# Learning a Linear Function

In this notebook, we will look at 2 methods for creating Linear Functions:
 * Perceptron Learning Algorithm
 * Pocket Algorithm
 
 Each of these algorithms will generate a function $f(\vec{x}) = \vec{w}\vec{x} = y$.  We will see how this function is generated in each case below.

## Perceptron Learning Algorithm (PLA)
If we are trying to learn how to classify some data into to classes, and the data is linearly seperable, then we can use the PLA to find a classifier for this problem.  

To use PLA, the y values must be either -1 or 1.  This is easy to achieve with any binary decision simply by assigning 1 to one decision and -1 to the other.

The PLA looks like this:

`
Initialize `$\vec{w}$` as uniform random
While there are errors (that is, while ` $E_{in} \ne 0$ `),
  pick one `$x$` such that `$y \neq sign(\vec{w}\vec{x})$`.
  let `$\vec{w} \rightarrow \vec{w} + y\vec{x}$`.
end`


## Pocket Algorithm
The Pocket Algorithm is just the PLA with an added step where we keep the 'best' answer so far. This is used when the two classes are intermingled by the y-values not being linearly separable.

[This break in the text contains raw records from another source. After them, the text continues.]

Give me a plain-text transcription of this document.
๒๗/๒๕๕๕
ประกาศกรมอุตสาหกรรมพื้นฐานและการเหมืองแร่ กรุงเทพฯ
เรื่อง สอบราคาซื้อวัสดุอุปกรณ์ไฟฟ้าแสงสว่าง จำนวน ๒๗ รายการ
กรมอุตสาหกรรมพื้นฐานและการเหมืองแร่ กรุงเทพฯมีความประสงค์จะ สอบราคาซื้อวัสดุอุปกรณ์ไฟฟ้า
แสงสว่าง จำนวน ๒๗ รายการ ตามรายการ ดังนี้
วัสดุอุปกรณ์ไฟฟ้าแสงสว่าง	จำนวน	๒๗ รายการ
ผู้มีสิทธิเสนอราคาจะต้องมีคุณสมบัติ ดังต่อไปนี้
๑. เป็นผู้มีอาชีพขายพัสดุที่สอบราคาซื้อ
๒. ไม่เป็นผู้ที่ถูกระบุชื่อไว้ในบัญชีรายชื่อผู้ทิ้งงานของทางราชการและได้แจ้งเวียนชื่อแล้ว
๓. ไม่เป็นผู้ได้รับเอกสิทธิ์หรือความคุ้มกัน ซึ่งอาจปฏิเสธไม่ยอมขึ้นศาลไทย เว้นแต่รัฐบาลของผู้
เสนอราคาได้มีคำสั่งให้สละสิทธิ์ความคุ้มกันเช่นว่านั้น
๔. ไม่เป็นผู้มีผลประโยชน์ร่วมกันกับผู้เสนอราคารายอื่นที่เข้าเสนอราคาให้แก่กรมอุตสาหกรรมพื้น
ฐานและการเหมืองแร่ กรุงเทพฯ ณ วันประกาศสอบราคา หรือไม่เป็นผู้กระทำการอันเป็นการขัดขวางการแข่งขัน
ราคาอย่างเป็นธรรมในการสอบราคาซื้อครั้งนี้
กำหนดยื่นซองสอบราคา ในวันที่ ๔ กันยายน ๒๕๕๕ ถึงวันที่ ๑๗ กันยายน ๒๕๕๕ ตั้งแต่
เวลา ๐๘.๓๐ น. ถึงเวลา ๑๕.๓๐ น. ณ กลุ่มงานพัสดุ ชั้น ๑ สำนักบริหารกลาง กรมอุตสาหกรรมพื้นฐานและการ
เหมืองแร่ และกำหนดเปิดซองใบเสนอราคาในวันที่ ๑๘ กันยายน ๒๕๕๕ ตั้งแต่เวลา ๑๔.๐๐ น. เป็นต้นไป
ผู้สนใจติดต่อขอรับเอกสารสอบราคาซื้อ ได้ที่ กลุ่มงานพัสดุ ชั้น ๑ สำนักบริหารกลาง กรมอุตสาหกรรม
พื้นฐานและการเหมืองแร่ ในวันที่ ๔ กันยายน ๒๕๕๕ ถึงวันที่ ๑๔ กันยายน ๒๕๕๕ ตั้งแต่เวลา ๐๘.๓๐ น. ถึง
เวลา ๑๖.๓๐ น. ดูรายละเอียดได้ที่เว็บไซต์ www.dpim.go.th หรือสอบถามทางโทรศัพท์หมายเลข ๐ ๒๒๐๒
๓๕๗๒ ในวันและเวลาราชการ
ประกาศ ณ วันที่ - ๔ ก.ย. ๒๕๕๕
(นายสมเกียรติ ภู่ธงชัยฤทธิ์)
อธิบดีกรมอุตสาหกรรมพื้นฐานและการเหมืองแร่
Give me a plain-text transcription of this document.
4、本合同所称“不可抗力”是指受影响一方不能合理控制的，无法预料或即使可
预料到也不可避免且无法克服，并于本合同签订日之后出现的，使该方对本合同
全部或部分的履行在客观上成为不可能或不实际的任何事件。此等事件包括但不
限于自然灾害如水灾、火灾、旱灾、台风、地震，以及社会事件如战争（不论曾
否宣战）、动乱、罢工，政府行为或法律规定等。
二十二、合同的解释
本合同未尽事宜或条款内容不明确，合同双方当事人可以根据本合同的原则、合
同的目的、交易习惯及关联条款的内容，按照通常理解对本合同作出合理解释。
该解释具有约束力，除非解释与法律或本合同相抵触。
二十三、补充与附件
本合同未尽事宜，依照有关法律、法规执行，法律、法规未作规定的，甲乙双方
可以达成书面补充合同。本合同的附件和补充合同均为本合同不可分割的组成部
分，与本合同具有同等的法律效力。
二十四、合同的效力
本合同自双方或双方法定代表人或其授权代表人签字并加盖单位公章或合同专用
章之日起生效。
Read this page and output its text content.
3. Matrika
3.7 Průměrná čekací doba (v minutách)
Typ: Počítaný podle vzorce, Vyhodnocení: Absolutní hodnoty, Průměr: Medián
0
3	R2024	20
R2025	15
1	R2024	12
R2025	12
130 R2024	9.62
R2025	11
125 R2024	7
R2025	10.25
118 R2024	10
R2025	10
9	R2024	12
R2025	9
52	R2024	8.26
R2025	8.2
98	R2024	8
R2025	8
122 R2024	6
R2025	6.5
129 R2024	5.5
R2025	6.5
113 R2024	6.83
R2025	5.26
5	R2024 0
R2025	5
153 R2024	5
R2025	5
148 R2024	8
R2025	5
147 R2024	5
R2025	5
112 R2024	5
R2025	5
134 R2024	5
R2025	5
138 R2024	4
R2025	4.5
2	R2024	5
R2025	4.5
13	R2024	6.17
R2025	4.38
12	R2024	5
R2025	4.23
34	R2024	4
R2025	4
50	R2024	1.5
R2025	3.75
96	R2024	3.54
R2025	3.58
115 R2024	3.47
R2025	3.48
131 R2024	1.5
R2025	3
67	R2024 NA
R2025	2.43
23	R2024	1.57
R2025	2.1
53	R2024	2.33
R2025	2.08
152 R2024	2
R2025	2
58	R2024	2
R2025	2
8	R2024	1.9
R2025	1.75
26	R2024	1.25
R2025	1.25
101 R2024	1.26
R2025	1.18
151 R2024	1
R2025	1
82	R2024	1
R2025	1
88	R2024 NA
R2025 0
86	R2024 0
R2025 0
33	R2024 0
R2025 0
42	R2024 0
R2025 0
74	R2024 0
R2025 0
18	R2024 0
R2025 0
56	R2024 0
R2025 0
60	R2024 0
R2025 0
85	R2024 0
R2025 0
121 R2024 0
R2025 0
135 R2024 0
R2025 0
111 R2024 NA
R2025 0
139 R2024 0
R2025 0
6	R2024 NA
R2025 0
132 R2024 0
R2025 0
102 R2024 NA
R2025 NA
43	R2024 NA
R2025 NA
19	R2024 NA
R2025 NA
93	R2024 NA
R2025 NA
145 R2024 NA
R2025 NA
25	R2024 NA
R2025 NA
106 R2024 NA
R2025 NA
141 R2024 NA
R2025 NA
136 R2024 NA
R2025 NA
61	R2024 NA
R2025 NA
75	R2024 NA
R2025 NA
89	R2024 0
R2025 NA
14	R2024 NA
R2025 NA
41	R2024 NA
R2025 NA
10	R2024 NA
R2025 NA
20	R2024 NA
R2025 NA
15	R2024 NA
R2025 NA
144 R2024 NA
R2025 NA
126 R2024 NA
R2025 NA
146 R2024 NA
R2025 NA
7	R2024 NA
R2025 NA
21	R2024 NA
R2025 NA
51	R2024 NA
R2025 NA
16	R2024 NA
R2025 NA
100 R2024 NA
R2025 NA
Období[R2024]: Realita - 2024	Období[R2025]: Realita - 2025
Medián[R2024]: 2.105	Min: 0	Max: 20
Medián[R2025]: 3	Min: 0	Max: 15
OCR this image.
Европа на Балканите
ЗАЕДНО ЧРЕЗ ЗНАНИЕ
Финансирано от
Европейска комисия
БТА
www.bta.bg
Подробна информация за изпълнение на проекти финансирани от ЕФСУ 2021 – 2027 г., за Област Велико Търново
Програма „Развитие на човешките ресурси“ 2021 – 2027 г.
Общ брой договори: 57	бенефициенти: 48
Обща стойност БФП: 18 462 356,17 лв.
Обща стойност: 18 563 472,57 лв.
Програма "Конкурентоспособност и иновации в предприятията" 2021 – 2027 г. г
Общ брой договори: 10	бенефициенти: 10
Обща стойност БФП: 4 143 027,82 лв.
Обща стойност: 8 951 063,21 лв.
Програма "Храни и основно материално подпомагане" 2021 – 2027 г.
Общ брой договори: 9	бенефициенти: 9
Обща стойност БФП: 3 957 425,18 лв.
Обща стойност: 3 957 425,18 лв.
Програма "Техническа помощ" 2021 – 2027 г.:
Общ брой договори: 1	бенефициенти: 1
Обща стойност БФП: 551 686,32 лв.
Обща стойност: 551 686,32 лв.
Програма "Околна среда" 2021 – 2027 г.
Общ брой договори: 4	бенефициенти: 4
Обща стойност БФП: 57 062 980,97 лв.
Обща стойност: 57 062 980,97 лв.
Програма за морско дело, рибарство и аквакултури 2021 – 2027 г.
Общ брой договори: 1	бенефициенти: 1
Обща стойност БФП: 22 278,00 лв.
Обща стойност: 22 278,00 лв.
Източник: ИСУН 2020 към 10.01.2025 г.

`Initialize `$\vec{w_0}$ ` randomly, ` $E_{in}(0) = 9e7$`.
for `$t = 0, \ldots, T-1$`,
  Run PLA for one update to obtain `$\vec{w_{t+1}}$`.
  Calculate `$E_{in}(\vec{w_{t+1}})$`.
  If `$E_{in}(\vec{w_{t+1}})$` is less than `$E_{in}(\vec{w})$`, 
    Set `$\vec{w} = \vec{w_{t+1}}$`.
  End
End
Return `$\vec{w}$`.`

## Calculating $E_{in}$
Each of these requires us to calculate $E_{in}$ which is a scalar sum of absolute value of errors for a single training step.  In math-speak, let the training step produce a function $h_t(x)$ at step $t$.  Then 

$$E_{in} = \sum^N_{k=1}(|h_t(x_k) - y_k|)$$

where $x_k$ and $y_k$ are rows and targets respectively, of the training data.  

The linear algorithms above require this calculation as part of the result.